Implications for policy and practice
Effective interventions applied at critical periods of development can substantially reduce future disease burden. The potential for this research to be translated into tangible health benefits for child health and future generations is therefore enormous, aligning with the growing demands of national health regulatory bodies to focus efforts on preventative health care. The outcomes of this research could then potentially be used by health advocates to improve policy and practice, by clinicians and health workers to promote and support healthy perinatal behaviours, and be communicated to the wider community to optimise future child health.

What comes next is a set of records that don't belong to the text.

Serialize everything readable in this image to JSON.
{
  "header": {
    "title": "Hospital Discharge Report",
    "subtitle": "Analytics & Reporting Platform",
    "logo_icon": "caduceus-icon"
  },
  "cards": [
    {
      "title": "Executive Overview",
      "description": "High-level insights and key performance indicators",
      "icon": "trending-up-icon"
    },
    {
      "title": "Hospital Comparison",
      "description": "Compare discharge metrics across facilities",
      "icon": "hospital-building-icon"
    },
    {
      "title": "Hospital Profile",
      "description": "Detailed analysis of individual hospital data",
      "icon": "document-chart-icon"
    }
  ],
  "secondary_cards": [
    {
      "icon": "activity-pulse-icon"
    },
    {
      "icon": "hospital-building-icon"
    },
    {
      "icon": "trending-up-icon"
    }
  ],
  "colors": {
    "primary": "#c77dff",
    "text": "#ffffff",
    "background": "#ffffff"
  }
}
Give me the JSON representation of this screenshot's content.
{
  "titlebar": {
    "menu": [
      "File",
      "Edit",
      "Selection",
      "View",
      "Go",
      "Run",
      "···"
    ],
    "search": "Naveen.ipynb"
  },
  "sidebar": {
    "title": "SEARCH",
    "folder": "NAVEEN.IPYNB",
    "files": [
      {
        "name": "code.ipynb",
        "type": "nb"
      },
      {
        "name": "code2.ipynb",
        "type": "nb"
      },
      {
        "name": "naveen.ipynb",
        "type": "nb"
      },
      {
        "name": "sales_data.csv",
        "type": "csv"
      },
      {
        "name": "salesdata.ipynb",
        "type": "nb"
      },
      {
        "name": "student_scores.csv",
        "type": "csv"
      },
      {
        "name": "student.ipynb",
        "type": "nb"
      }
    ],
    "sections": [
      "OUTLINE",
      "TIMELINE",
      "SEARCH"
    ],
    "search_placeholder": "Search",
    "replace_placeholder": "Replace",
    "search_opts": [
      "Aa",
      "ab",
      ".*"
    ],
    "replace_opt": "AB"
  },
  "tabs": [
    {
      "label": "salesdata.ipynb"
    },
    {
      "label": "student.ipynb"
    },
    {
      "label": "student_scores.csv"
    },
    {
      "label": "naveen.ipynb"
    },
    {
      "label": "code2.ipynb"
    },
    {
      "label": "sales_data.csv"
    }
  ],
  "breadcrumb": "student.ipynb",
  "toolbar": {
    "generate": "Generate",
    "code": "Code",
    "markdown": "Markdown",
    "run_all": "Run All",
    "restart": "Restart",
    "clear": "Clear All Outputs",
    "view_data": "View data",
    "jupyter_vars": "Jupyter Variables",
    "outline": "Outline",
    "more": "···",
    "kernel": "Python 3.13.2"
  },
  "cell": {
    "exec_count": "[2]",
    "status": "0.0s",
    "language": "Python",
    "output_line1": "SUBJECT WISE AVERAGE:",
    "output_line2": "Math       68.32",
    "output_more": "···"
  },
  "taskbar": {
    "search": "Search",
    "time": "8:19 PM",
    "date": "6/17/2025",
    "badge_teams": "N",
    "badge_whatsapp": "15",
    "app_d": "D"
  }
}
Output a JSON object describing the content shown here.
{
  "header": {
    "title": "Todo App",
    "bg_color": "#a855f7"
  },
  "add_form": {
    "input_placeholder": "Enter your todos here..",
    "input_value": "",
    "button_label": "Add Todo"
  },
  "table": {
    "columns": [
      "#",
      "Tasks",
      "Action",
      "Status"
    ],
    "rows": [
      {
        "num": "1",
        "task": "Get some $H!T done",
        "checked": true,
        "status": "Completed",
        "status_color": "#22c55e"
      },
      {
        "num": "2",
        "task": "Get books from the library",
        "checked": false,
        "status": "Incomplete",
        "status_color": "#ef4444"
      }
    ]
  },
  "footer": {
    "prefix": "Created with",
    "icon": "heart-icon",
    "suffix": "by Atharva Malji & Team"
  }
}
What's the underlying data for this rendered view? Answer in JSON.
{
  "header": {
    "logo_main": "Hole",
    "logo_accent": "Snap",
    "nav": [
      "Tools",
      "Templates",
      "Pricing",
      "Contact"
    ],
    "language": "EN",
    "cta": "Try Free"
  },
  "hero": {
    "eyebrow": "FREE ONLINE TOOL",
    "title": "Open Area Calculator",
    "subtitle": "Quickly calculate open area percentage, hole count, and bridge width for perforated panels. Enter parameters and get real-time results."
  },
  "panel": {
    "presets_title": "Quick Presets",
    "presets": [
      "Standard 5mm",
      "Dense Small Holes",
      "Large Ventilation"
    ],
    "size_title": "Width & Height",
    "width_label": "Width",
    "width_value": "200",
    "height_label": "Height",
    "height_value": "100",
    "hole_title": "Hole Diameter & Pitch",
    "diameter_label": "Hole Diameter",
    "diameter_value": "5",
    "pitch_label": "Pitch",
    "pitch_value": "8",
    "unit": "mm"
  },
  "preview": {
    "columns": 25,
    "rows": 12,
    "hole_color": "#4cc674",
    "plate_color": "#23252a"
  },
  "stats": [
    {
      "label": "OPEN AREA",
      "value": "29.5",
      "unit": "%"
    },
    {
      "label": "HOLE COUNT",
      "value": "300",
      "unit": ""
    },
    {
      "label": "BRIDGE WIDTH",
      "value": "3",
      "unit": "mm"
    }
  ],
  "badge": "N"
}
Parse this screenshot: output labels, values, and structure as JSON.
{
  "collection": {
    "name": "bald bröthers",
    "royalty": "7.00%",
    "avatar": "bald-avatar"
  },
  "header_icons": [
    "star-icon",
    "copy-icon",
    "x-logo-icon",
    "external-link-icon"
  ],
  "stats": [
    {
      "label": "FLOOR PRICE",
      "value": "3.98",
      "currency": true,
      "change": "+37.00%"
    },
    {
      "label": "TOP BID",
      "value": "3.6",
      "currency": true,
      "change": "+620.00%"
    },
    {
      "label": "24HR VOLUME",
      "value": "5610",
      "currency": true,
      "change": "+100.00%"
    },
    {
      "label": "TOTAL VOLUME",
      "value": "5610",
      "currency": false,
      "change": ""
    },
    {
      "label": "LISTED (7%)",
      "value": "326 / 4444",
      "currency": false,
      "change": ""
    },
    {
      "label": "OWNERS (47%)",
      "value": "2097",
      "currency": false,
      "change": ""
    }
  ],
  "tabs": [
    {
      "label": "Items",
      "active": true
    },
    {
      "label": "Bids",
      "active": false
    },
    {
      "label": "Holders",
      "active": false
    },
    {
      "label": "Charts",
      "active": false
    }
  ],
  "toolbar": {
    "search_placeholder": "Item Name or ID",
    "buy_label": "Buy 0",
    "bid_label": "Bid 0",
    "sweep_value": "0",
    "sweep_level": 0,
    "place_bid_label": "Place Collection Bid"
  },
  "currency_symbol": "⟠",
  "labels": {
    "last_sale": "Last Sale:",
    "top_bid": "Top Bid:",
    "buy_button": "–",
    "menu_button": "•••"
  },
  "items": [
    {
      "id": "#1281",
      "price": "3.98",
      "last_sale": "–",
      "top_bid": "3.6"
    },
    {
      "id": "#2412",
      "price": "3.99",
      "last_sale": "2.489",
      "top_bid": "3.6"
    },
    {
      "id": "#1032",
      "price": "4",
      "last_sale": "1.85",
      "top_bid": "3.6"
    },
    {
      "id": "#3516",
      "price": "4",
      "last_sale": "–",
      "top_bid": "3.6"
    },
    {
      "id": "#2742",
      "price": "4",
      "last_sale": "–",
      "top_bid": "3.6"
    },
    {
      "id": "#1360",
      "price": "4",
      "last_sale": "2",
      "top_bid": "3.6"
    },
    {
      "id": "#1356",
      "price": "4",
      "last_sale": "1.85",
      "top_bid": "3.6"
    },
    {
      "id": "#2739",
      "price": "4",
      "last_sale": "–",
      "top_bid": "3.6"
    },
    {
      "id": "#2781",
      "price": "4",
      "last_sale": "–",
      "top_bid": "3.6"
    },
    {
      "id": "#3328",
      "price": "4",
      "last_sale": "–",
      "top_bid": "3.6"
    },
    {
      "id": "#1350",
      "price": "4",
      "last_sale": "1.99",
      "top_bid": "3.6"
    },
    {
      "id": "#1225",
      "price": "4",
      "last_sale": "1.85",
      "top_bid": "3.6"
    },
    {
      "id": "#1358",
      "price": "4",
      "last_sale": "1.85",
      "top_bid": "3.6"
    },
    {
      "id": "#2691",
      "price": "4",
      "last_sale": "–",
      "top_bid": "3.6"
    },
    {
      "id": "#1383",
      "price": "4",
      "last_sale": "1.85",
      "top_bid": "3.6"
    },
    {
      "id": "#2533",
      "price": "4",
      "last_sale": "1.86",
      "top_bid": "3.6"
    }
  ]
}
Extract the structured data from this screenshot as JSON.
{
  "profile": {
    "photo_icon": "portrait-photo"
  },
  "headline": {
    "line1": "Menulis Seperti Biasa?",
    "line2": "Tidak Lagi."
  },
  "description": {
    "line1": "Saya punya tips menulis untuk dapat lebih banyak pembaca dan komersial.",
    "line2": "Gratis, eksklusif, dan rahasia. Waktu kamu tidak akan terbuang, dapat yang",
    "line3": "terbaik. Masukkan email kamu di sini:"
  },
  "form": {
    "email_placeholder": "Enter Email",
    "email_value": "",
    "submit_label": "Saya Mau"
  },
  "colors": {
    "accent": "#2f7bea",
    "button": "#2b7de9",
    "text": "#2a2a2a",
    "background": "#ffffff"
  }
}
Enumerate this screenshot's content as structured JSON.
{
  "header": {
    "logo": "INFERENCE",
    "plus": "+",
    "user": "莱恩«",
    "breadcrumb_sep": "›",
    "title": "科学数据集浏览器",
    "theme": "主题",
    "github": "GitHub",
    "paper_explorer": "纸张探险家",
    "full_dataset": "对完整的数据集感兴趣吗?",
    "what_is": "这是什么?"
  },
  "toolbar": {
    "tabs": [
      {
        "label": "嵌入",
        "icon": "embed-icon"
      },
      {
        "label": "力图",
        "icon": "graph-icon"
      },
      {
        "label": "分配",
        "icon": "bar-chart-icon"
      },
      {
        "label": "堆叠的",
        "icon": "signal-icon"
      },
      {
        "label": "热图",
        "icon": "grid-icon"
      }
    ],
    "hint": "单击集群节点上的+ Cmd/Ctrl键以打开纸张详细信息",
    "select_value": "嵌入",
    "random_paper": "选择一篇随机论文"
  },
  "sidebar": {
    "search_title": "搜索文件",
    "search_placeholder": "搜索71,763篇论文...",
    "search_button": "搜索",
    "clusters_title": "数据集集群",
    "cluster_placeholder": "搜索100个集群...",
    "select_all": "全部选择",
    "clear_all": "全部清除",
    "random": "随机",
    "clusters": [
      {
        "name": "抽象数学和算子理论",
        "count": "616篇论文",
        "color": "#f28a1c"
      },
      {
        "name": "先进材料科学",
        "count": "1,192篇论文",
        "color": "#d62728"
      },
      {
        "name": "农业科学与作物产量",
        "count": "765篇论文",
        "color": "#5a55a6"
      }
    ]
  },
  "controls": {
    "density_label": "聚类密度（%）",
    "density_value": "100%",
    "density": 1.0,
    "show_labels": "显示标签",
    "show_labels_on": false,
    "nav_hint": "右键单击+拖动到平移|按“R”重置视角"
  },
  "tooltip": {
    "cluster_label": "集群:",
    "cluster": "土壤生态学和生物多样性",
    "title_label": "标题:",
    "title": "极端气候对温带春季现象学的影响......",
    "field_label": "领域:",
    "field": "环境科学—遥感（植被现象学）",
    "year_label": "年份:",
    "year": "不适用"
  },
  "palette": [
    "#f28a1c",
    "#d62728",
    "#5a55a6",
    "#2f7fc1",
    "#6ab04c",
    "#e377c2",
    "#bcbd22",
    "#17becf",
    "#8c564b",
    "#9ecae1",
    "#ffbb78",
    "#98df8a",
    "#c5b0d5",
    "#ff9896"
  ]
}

Information on DOHaD and early life healthy behaviours is becoming more readily available, but it is unclear whether this is being effectively communicated to the health care providers who need it most, that is, those in direct contact with women who are pregnant or planning a pregnancy. For example, surveys of general practitioners reveal that they have limited knowledge of nutritional requirements in pregnancy, and also feel uncomfortable providing this information to women due to a lack of confidence.25 Knowledge gaps such as this must be urgently addressed to optimise the health of future populations. Similarly, while the internet is teeming with websites offering advice for pregnant and breastfeeding women, these often contain inaccurate or misleading advice and conflicting information. Evidence-based online resources to which women can be directed for accurate health information are needed.